I was thinking about modeling this is as a geometric distribution to estimate my p parameter. Thus, I can calculate the mean # of months of memberships amongst all members (this will be x_bar). Therefore, because the mean of a geometric is 1/p, we can do p = 1/x_bar to get the estimate of p.

However, after trying this, I quickly realize that I am underestimating the p because some of my data shows that some members have been members for all 24 months. They still have not left my gym yet. Therefore, I realize my p is a lower bound.

How can I get closer to estimating a more accurate p? Maybe a simulation? What are your thoughts?


1 Answer 1


This can be viewed (and is perhaps best viewed) in terms of survival analysis. You have observations of the months "survived" (retained membership), some of which are right-censored (you only know that the survival time is >24 months). It's possible you have left-truncated observations as well--people whose membership started before the 24 months.

If you're mainly interested in the probability of retaining the membership for another month (conditional on having a membership at the start of the month), you can treat this as a problem in discrete-time survival analysis in particular, which makes things a bit simpler. Then you can actually turn this into a straightforward binomial (actually Bernoulli) regression, which depending on your choice of link function could be logistic regression or complementary log-log regression, for example.

But to make things super-simple, if you're just trying to estimate a single probability, i.e. a constant model, then the method reduces to this:

For each customer, for each month that they retained their membership, from the point in time you started tracking them (could be since the start of the membership, could be later than that), record a zero.

For each customer, for each month that they had a membership at the beginning of the month, but dropped out during the month, record a one.

Take the average of all the zeros and ones. That's your estimate of the monthly discrete-time hazard rate. Take one minus that, and you have an estimate of the monthly probability of retention.

This is equivalent to doing a logistic regression on the zeros and ones above, with only an intercept/constant in the model.

For more details, a few references off the top of my head are Stephen Jenkins paper on the "easy estimation" method, his lecture notes on survival analysis (probably still available online), and Paul Allison's book on survival analysis in SAS (which is useful even if you don't use SAS).

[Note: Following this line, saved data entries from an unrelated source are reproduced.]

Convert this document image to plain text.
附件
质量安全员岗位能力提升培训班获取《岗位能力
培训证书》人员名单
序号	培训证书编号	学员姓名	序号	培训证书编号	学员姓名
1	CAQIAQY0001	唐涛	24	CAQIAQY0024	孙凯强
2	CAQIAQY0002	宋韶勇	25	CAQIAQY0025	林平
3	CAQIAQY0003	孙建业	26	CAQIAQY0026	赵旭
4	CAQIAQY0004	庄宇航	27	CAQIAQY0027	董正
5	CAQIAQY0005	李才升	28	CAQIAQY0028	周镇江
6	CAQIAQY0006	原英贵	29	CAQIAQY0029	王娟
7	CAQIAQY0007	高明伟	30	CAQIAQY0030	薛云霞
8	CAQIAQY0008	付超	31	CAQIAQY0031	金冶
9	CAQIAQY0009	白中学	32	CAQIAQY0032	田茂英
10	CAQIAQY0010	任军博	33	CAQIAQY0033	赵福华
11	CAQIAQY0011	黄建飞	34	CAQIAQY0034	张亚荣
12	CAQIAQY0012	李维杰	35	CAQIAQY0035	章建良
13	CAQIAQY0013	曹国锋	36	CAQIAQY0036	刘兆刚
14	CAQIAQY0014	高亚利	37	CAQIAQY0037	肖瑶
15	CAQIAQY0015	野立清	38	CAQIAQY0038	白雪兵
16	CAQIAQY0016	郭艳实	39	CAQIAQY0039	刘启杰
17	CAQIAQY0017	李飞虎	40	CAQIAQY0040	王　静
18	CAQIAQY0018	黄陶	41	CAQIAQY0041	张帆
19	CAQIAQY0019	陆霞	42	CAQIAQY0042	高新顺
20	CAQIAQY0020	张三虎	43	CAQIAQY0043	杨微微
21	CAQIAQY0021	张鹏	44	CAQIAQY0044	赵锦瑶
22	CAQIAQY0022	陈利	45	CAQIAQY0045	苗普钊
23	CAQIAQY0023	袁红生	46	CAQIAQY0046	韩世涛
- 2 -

PS I'm guessing the hazard rate is not actually constant, but decreases with the months since the membership started, i.e. that people who have already retained their membership for some time are expected to stay with you for longer. That's a straightforward extension of this approach--basically you'd do a logistic regression on the data above, using time-since-membership-started as a covariate. But you may not be interested in that, or maybe you don't think you have enough data to look into it (trying wouldn't hurt though).